Principal exclusion criteria

General
• Currently participating in another investigational device or drug study, or less than 30 days since ending treatment on another investigational device or drug studies. Other investigational procedures while participating in this study are not allowed.
• Current or prior malignancy within 5 years of randomization, with the exception of non-melanoma skin cancers, cervical or breast ductal carcinoma in situ, and adenocarcinoma of the prostate Stage I or IIa (defined as T1, T2a or T2b, N0, M0 with documented serum PSA <20 ng/mL and Gleason score ≤7) per the American Joint Committee on Cancer (AJCC) primary tumor, regional lymph nodes, and distant metastasis system.
• Subject has known sensitivity to any of the components of the investigational product
• Subject likely to not be available to complete all protocol-required study visits or procedures, and/or not adequately comply with all required study procedures

• History or evidence of clinically significant disorder, condition or disease that may pose a risk to subject safety or interfere with the study evaluation, procedures or completion

Reproductive
• Females of reproductive potential who are not willing to use acceptable method(s) of effective birth control during treatment with AMG 334 and for an additional 12 weeks after receiving a single dose of AMG 334
• Acceptable methods of effective contraception include: true sexual abstinence when this is in line with the preferred and usual lifestyle of the subject [periodic abstinence (eg, calendar, ovulation, symptothermal, post-ovulation methods), declaration of abstinence for the duration of the study, and withdrawal are not acceptable methods of contraception], or use of hormonal birth control methods (oral, implantable, injectable, transdermal, intravaginal), intrauterine devices (IUDs), intrauterine hormonal-releasing system (IUS), or two (2) barrier methods (one by each partner and at least one of the barrier methods must include spermicide (unless spermicide is not approved in the country or region) - the male must use a condom and the female must choose either a diaphragm OR cervical cap, OR contraceptive sponge (a male and female condom cannot be used together due to the risk of tearing).
• Female subjects not of childbearing potential are defined as: Any female who is has had a hysterectomy, OR bilateral salpingectomy, OR bilateral oophorectomy, OR are post-menopausal.
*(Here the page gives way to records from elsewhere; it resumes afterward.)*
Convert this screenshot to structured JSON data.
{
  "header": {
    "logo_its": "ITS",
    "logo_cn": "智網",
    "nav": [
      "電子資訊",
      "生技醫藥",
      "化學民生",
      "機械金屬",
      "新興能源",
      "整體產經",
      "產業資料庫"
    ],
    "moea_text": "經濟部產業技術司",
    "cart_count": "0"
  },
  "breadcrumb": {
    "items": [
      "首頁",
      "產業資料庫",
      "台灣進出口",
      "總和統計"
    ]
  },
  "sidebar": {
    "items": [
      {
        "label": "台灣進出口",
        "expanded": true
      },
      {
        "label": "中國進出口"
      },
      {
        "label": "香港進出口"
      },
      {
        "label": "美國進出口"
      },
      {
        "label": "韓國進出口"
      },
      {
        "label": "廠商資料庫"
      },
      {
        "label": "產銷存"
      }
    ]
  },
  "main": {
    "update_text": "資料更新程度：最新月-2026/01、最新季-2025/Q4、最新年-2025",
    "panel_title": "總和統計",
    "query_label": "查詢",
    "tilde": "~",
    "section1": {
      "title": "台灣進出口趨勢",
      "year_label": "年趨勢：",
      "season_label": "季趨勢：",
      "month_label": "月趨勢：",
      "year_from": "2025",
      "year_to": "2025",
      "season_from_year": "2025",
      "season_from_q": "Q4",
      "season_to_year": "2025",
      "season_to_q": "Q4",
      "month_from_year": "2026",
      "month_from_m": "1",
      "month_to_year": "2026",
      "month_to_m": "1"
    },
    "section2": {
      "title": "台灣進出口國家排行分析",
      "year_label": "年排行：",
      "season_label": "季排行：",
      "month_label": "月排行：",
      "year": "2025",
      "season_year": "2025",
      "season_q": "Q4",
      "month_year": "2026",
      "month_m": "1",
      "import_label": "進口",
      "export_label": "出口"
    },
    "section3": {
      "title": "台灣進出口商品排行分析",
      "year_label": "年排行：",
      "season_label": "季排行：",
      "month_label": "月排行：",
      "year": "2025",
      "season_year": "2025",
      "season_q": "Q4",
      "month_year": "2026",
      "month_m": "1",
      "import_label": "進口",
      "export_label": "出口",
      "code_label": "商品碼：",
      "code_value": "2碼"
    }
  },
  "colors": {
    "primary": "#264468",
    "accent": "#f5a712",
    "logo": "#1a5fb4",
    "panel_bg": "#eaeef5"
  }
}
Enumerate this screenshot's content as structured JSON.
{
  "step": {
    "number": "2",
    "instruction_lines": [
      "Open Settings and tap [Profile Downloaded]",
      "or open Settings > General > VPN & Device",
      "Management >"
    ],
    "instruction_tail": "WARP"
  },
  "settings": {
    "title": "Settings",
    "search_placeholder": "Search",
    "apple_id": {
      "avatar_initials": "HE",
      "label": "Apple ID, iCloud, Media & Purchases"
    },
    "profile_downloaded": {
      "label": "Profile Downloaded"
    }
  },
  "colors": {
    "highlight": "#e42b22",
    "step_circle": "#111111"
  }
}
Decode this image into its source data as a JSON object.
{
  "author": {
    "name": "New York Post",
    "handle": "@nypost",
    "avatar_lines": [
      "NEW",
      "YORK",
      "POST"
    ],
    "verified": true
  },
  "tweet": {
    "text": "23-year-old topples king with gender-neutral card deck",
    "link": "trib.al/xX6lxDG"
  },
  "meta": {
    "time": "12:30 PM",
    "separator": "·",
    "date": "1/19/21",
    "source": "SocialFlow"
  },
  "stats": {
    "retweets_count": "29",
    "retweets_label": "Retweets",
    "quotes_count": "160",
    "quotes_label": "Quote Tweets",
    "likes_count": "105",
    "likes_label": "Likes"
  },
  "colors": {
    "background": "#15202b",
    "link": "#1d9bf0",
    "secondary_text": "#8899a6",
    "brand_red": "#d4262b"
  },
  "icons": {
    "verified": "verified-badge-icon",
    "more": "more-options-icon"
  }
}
Post-menopausal women are those who fit into one of the following categories:
o Age 55 years with cessation of menses for 12 or more months, OR
o Age < 55 years but no spontaneous menses for at least 2 years, OR
o Age < 55 years and spontaneous menses within the past 1 year, but currently amenorrheic (eg, spontaneous or secondary to hysterectomy), AND with postmenopausal gonadotropin level (luteinizing hormone and follicle-stimulating hormone levels > 40 IU/L) or postmenopausal estradiol levels (< 5 ng/dL) or according to the definition of "postmenopausal range" for the laboratory involved.
• Females who are pregnant, planning to become pregnant, or breastfeeding during treatment with AMG 334 and for an additional 12 weeks after receiving a single dose of AMG 334.
• Subject with a positive pregnancy test at screening

Psychiatric and Neurologic
• Within the 6 months prior to or during screening, report of suicidal ideation with intent, with or without a plan, or suicidal behavior as evidenced by a Columbia-Suicide Severity Rating Scale (C-SSRS) > 2 during screening.
• Any psychiatric or neurologic conditions that may interfere with the conduct of the study.

Psychosocial
•History of alcohol abuse or dependence within 12 months prior to study enrollment, or inability to refrain from alcohol use within 8 hours prior to ascheduled ETT.
• Inability to refrain from use of caffeine or nicotine products within 2 hours prior to a scheduled ETT.
• Unable to refrain from unaccustomed strenuous physical activity from the date of consent through their completion of the trial.

Cardiovascular
• History of cardiovascular conditions that may interfere with the conduct or interpretation of the study or may constitute a safety risk per the investigator
• Systolic blood pressure (SBP) > 160 mmHg or diastolic blood pressure (DBP) > 90 mmHg (determined by the mean of 3 consecutive measurements at least 5 minutes apart during screening)
• Within the 3 months prior to or during screening
a. Unstable angina or acute coronary syndrome
b. Transient ischemic attack (TIA) or stroke
c. Revascularization procedure
d. Instability in ST-segment depression between screening ETTs, as assessed by the core ECG laboratory.
• ECG findings that preclude analysis of the ETT, including but not limited to:
a. Left bundle branch block
b. Pacemaker
c. Resting ST-segment depression ≥ 1.0 mm
d. Left ventricular hypertrophy with repolarization changes
e. Wolf-Parkinson White
• Digitalis or Implantable defibrillator use

E.5 End points

E.5.1

Primary end point(s)

Change from baseline in TET

E.5.1.1

Timepoint(s) of evaluation of this end point

The ETT will be conducted in visits 2, 3 and 4 during the screening period, and after randomization and administration of study drug on Day 1.

E.5.2

Secondary end point(s)

• During the ETT
o Time to onset of exercise-induced angina
o Time to onset of ≥ 1 mm ST-segment depression

E.5.2.1

Timepoint(s) of evaluation of this end point

The ETT will be conducted in visits 2, 3 and 4 during the screening period, and after randomization and administration of study drug on Day 1.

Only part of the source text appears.